= Amy Spencer =

British sprinter

Amy Spencer (born 19 September 1985) is a retired English sprinter.

She was born in Wigan, Greater Manchester, and came to fame as a teenager. In 1998 she won a British U13 best for 80m and the next year won the AAA U15 200m title. In 2001, she was voted BBC Young Sports Personality of the Year.

She specialised in the 200 metres, and won the silver medal at the 2001 World Youth Championships and finished seventh at the 2002 World Junior Championships. At the 2002 World Junior Championships she also won a bronze medal in the 4 x 100 metres relay and a silver medal in the 4 x 400 metres relay. In 2003, she competed at the 2003 World Indoor Championships without reaching the final and finished fourth at the 2003 European Junior Championships.

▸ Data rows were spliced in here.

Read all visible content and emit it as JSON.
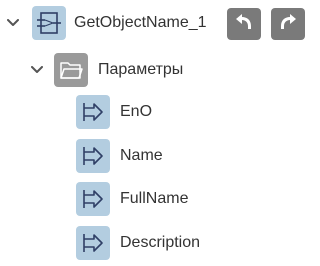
{
  "tree": {
    "root": {
      "label": "GetObjectName_1",
      "icon": "function-block-icon",
      "expanded": true
    },
    "folder": {
      "label": "Параметры",
      "icon": "folder-icon",
      "expanded": true
    },
    "params": [
      {
        "label": "EnO",
        "icon": "output-param-icon"
      },
      {
        "label": "Name",
        "icon": "output-param-icon"
      },
      {
        "label": "FullName",
        "icon": "output-param-icon"
      },
      {
        "label": "Description",
        "icon": "output-param-icon"
      }
    ]
  },
  "toolbar": {
    "back_icon": "back-arrow-icon",
    "forward_icon": "forward-arrow-icon"
  },
  "colors": {
    "icon_bg_blue": "#b3cde0",
    "icon_stroke_blue": "#2f3f66",
    "folder_bg": "#9a9a9a",
    "nav_button_bg": "#7a7a7a",
    "text": "#333333"
  }
}
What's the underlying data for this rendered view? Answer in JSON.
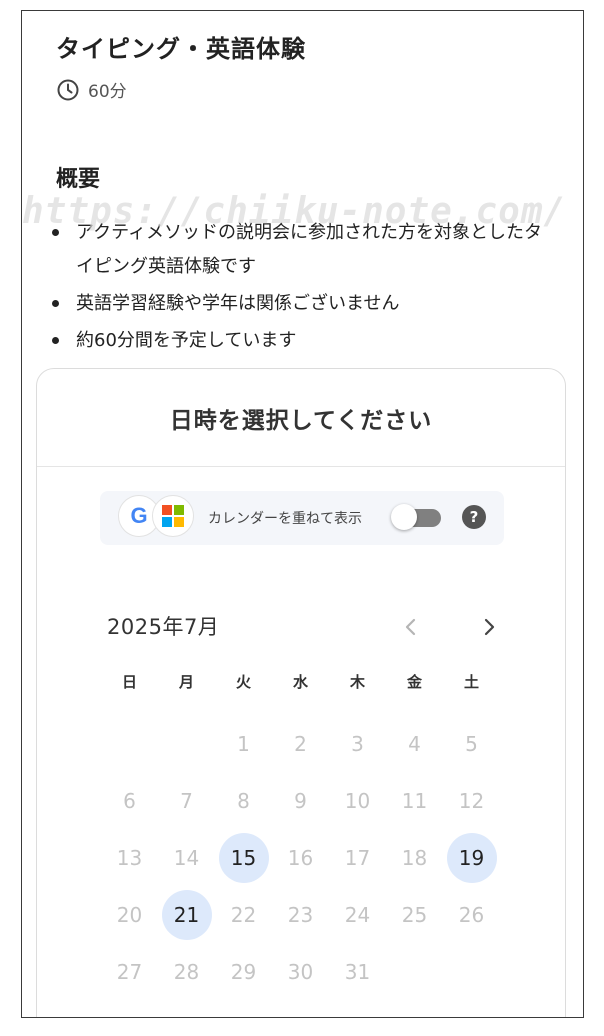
{
  "event": {
    "title": "タイピング・英語体験",
    "duration": "60分"
  },
  "overview": {
    "heading": "概要",
    "bullets": [
      "アクティメソッドの説明会に参加された方を対象としたタイピング英語体験です",
      "英語学習経験や学年は関係ございません",
      "約60分間を予定しています"
    ]
  },
  "watermark": "https://chiiku-note.com/",
  "scheduler": {
    "heading": "日時を選択してください",
    "calendar_overlay_label": "カレンダーを重ねて表示",
    "help_symbol": "?",
    "google_letter": "G",
    "month_label": "2025年7月",
    "weekdays": [
      "日",
      "月",
      "火",
      "水",
      "木",
      "金",
      "土"
    ],
    "days": [
      {
        "label": ""
      },
      {
        "label": ""
      },
      {
        "label": "1"
      },
      {
        "label": "2"
      },
      {
        "label": "3"
      },
      {
        "label": "4"
      },
      {
        "label": "5"
      },
      {
        "label": "6"
      },
      {
        "label": "7"
      },
      {
        "label": "8"
      },
      {
        "label": "9"
      },
      {
        "label": "10"
      },
      {
        "label": "11"
      },
      {
        "label": "12"
      },
      {
        "label": "13"
      },
      {
        "label": "14"
      },
      {
        "label": "15",
        "available": true
      },
      {
        "label": "16"
      },
      {
        "label": "17"
      },
      {
        "label": "18"
      },
      {
        "label": "19",
        "available": true
      },
      {
        "label": "20"
      },
      {
        "label": "21",
        "available": true
      },
      {
        "label": "22"
      },
      {
        "label": "23"
      },
      {
        "label": "24"
      },
      {
        "label": "25"
      },
      {
        "label": "26"
      },
      {
        "label": "27"
      },
      {
        "label": "28"
      },
      {
        "label": "29"
      },
      {
        "label": "30"
      },
      {
        "label": "31"
      }
    ]
  },
  "colors": {
    "available_day_bg": "#dde9fb",
    "unavailable_day_text": "#c4c4c4",
    "ms_red": "#F25022",
    "ms_green": "#7FBA00",
    "ms_blue": "#00A4EF",
    "ms_yellow": "#FFB900"
  },
  "icons": {
    "duration": "clock-icon",
    "prev": "chevron-left-icon",
    "next": "chevron-right-icon",
    "help": "help-icon"
  }
}
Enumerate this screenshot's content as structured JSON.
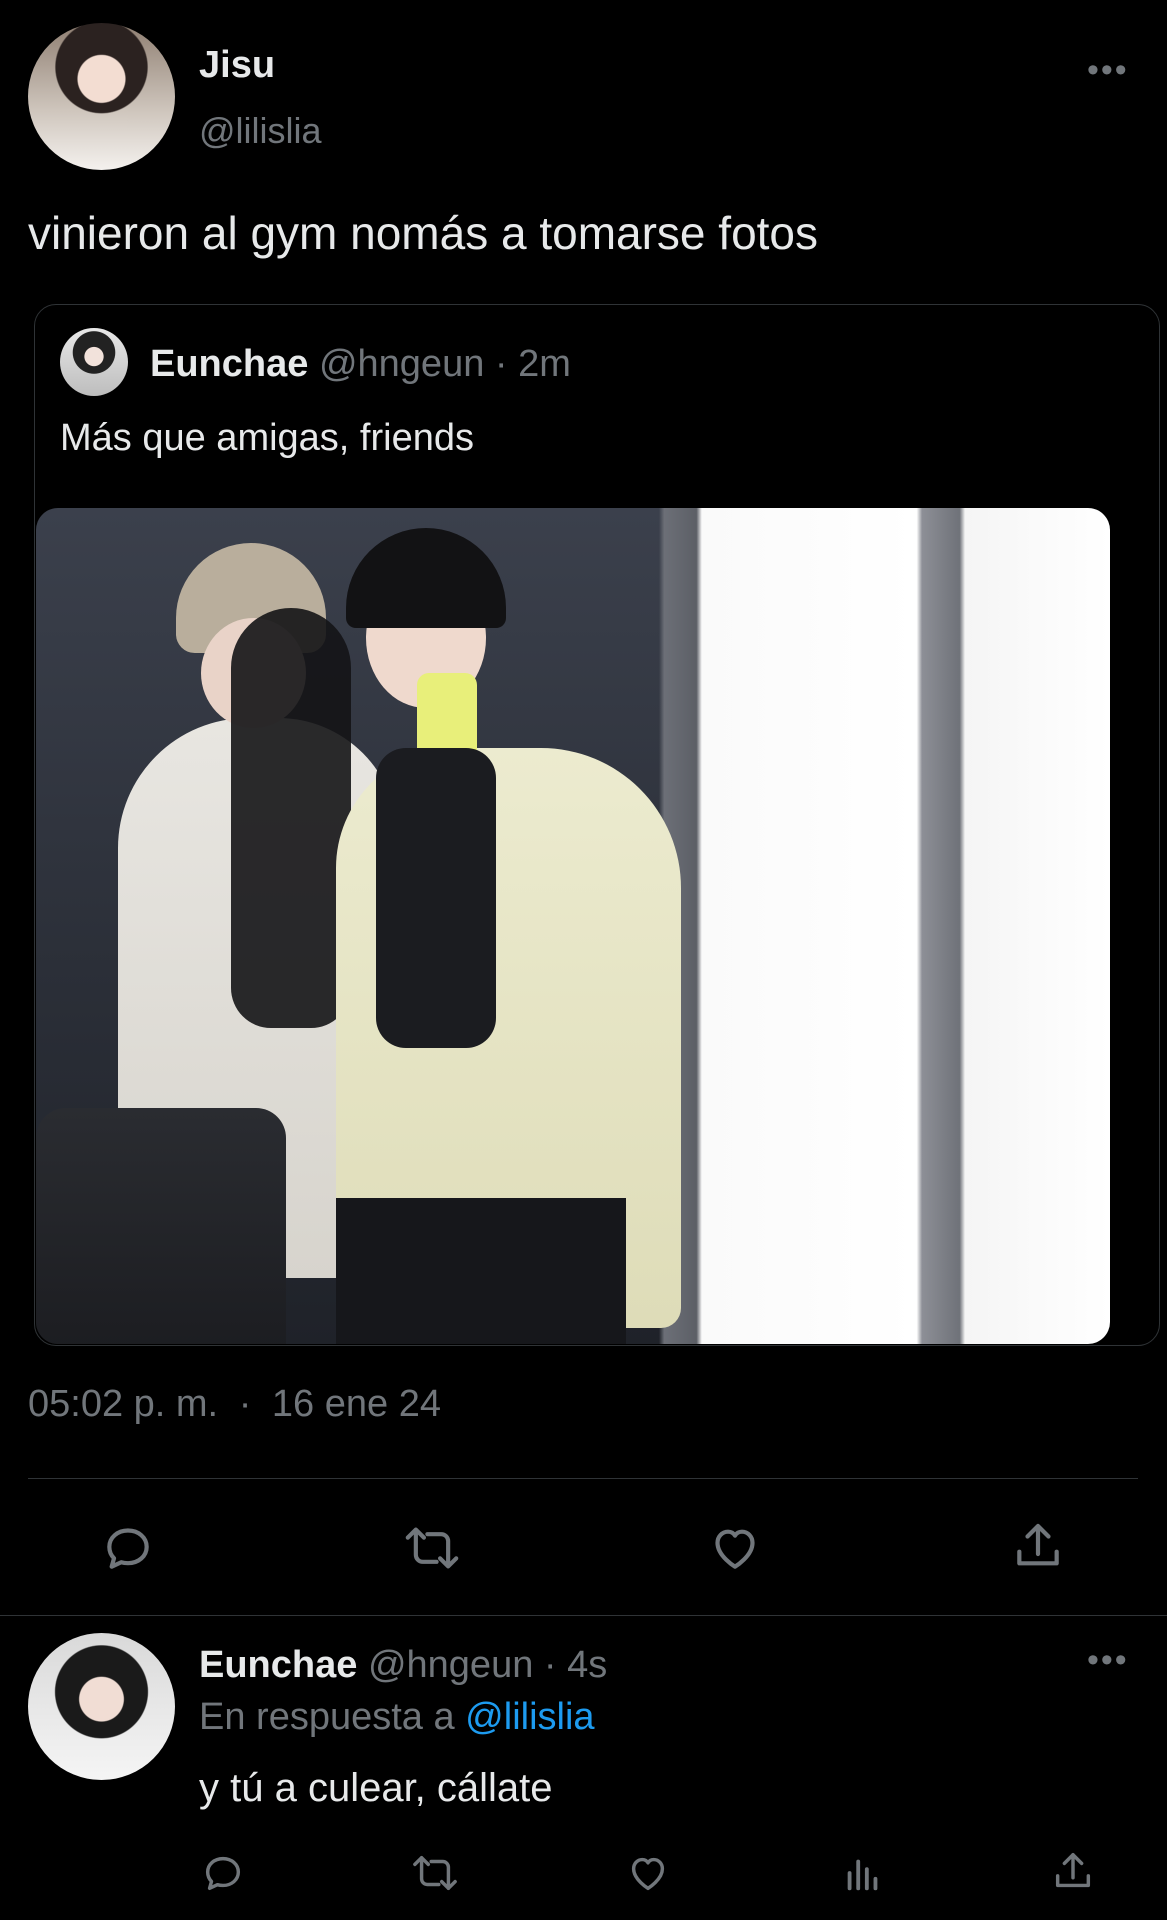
{
  "main_tweet": {
    "author_name": "Jisu",
    "author_handle": "@lilislia",
    "text": "vinieron al gym nomás a tomarse fotos",
    "timestamp": "05:02 p. m.",
    "separator": "·",
    "date": "16 ene 24"
  },
  "quoted_tweet": {
    "author_name": "Eunchae",
    "author_handle": "@hngeun",
    "meta": "· 2m",
    "text": "Más que amigas, friends"
  },
  "reply": {
    "author_name": "Eunchae",
    "author_handle": "@hngeun",
    "meta": "· 4s",
    "in_reply_prefix": "En respuesta a",
    "in_reply_handle": "@lilislia",
    "text": "y tú a culear, cállate"
  },
  "more_menu": "•••",
  "colors": {
    "background": "#000000",
    "text": "#e7e9ea",
    "muted": "#71767b",
    "link": "#1d9bf0",
    "divider": "#2f3336"
  },
  "icons": {
    "main_actions": [
      "reply-icon",
      "retweet-icon",
      "like-icon",
      "share-icon"
    ],
    "reply_actions": [
      "reply-icon",
      "retweet-icon",
      "like-icon",
      "views-icon",
      "share-icon"
    ]
  }
}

Her personal best time was 23.20 seconds, achieved on the indoor track in March 2003 in Birmingham. Her outdoor personal best was 23.45 seconds. She also had 11.66 seconds in the 100 metres, achieved in June 2001 in Mannheim.

"Athletics Weekly" revealed that Spencer quit athletics in 2005. She ran with the Belgrave Harriers club.

Her younger brother, Tom Spencer, is a professional rugby league footballer who made his senior debut for Wigan Warriors in the Super League in 2012.